Brown et al vs. CashCall, Inc. (available in PACER), an Amended Complaint filed this past Friday in the Middle District of North Carolina, sheds a lot of detail on how CashCall operates.
Although payday lending was no longer legal in North Carolina after 2004, some lenders have continued to do business here. According to the complaint, CashCall and its partner Western Sky made loans to North Carolina consumers from 2009 to 2013. They did so by claiming that Western Sky was part of the Cheyenne River Sioux Tribe and thus immune from North Carolina state law. But the plaintiff's attorneys call this subterfuge, as Western Sky is not owned or operated by the Cheyenne River Sioux.
The plaintiff's attorneys allege that CashCall pays the operating expenses, provides the capital, and services the loans.
In the text of the complaint, the personal stories of North Carolina borrowers illustrate the impact of their business practices. Here are a few of those instances:
- CashCall arranged a 48-month loan to Thomas Brown, a disabled veteran from Kernersville, North Carolina. The loan bore an interest rate of 139 percent. In all, he was obligated to pay $13,985.87 in return for $2,525. Brown believed he would be able to satisfy the principal balance in one month. But the hard truth was that Brown could not afford the loan. According to the filing, CashCall automatically debited against deposits paid to Brown from his military disability benefit. Eventually, Brown had to forego paying utilities and pull back on buying groceries in order to remain current on his loan.
- Monica Johnson, a resident of Winston-Salem, made a total of $13,985.87 in payments to satisfy a loan of $2,525.
- Melinda Long, a resident of Wake Forest, North Carolina, received a loan from Western Sky for $1,000. When Long learned that payday loans were no longer legal in North Carolina, she asked CashCall for a copy of the contract. CashCall did not comply. Long then engaged the Office of the North Carolina Attorney General. Subsequently, the AG's office informed Western Sky that the loan was not valid. As such, the AG requested that Cash Call cease all efforts at collection. Cash Call ignored that order. Cash Call continued to debit her account. At the same time, Cash Call pressured Ms. Long to modify her debt.
- Elizabeth Jackson applied for a loan at a time when she was struggling to pay her son's medical bills. Her son had served in the Marine Corps for 11 years, but he had to retire when he developed bone cancer. Her son moved in with her after leaving the Marine Corps base. Ms. Jackson applied for and received a loan of $1,000. Although the North Carolina AG ordered Western Sky to cease collecting on the debt in 2012, the company continued to debit her account.
In some cases, CashCall sold the rights to illegal loans to third-party debt collectors, even though the AG had already served notice that their contract was not enforceable.
CashCall even had the nerve to report the debt as unpaid to credit reporting agencies.
There were several loan options. According to the complaint, these were the terms of five of their products:
The most disturbing part is that CashCall would continue to debit accounts after the North Carolina Attorney General had stepped in to say that their contracts were invalid and the associated debts no longer collectible.

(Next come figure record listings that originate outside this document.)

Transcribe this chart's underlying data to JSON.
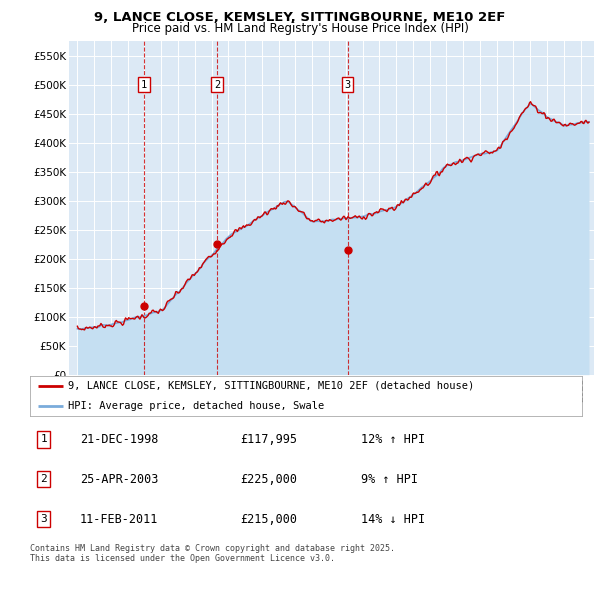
{
  "title": "9, LANCE CLOSE, KEMSLEY, SITTINGBOURNE, ME10 2EF",
  "subtitle": "Price paid vs. HM Land Registry's House Price Index (HPI)",
  "ylabel_ticks": [
    "£0",
    "£50K",
    "£100K",
    "£150K",
    "£200K",
    "£250K",
    "£300K",
    "£350K",
    "£400K",
    "£450K",
    "£500K",
    "£550K"
  ],
  "ylim": [
    0,
    575000
  ],
  "xlim_start": 1994.5,
  "xlim_end": 2025.8,
  "sale_dates": [
    1998.97,
    2003.32,
    2011.12
  ],
  "sale_prices": [
    117995,
    225000,
    215000
  ],
  "sale_labels": [
    "1",
    "2",
    "3"
  ],
  "legend_line1": "9, LANCE CLOSE, KEMSLEY, SITTINGBOURNE, ME10 2EF (detached house)",
  "legend_line2": "HPI: Average price, detached house, Swale",
  "table_data": [
    [
      "1",
      "21-DEC-1998",
      "£117,995",
      "12% ↑ HPI"
    ],
    [
      "2",
      "25-APR-2003",
      "£225,000",
      "9% ↑ HPI"
    ],
    [
      "3",
      "11-FEB-2011",
      "£215,000",
      "14% ↓ HPI"
    ]
  ],
  "footnote": "Contains HM Land Registry data © Crown copyright and database right 2025.\nThis data is licensed under the Open Government Licence v3.0.",
  "red_color": "#cc0000",
  "blue_color": "#7aabdb",
  "blue_fill": "#c5dff2",
  "plot_bg": "#dce9f5"
}
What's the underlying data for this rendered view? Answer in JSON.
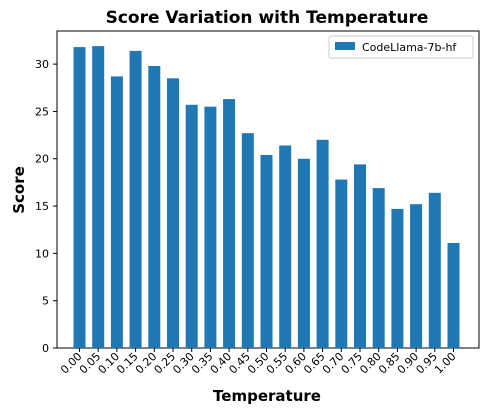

Poorly Written Arbitration Agreements
But CashCall wasn't just trying to illegally collect on loans that were made in a state where such loans were illegal. They weren't very careful when they wrote their mandatory arbitration clauses, either. This is an excerpt from one iteration of their arbitration clause:
You agree that any Dispute, except as provided below, will be resolved by Arbitration, which shall be conducted by the Cheyenne River Sioux Tribal Nation by an authorized representative in accordance with its consumer dispute rules and the terms of this Agreement.
Unfortunately for CashCall, the author of that text failed to verify that the Cheyenne River Sioux had consumer dispute rules governing arbitration. That was an error. The Cheyenne River Sioux do not have consumer dispute rules governing arbitration.
Someone at CashCall noticed this error. By July 2012, the loan contracts had new language which indicated that any dispute would have to be settled by one of several arbitrators. But the new contract never removed the old arbitration language. Thus, one section required arbitration in one setting, whereas another section said something entirely different. The AG's complaint describes this as a "fatal contradiction."